Imagery is the process of using all five senses to create experiences in your mind. To simplify, these images become the “software” programming for your neurological and muscular system. That being said, your body doesn’t really know the difference between the pictures that you create in your mind and the real experience. Think about that… your body, when the images seem “real”, can’t tell if you’re actually in the event or simply creating it in you mind. Pretty powerful! These pictures (images) come from the words you use (your thoughts)… so it becomes very important to be aware of your thoughts, to become aware of your pictures, to become aware of these “invisible” habits that are continually programming your neurological and muscular system. If you have clear goals, the benefit of having successful images/thoughts speaks for itself.

5) What is your favorite professional success story?

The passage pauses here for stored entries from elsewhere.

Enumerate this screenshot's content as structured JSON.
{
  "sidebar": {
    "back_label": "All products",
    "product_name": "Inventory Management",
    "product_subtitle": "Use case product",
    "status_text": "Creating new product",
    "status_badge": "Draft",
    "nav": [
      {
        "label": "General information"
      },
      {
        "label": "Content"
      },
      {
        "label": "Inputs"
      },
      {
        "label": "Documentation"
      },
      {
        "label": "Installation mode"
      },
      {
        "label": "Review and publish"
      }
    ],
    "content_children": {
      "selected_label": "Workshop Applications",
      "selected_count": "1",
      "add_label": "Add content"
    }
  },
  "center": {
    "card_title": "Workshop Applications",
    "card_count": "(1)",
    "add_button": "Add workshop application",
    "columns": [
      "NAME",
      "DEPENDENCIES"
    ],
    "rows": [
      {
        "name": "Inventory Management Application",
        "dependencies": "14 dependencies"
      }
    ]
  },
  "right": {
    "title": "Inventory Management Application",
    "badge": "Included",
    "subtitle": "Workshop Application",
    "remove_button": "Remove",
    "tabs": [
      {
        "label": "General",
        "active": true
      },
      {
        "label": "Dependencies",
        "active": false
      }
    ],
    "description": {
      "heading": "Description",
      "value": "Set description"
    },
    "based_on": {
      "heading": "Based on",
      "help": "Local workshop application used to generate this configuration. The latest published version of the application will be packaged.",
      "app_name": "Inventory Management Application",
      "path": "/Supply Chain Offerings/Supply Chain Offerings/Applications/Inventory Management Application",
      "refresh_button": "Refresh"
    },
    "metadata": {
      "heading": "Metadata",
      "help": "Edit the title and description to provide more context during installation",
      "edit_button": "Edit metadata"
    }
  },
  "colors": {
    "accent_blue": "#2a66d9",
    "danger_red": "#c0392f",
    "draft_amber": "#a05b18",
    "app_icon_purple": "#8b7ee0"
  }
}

I’ve been blessed… I have many “favorite” success stories… and in particular with one female ice skater who changed the perspective of what others thought was not possible. More specifically, this athlete (competing at the world level) was able to do for her sport, what Roger Bannister was able to do for running. She did something that completely changed the way the sport can be done… this change unlocked a new vision, a new image for others. She was able to see what others couldn’t see… she was able to trust that vision… to trust her training… and perform a feat that still to this day has not been done on the world stage. That being said, the reason that this story stays present with me is because she really had to work for it… along her path of excellence, she experienced many personal struggles… and in the face of each of them, she was able to anchor her inner belief, and truly become absorbed in the day-to-day pursuit of personal excellence… Being part of her journey has been an amazing experience that has forever shaped how I understand the exploration of personal potential… and the courage it takes to follow that calling.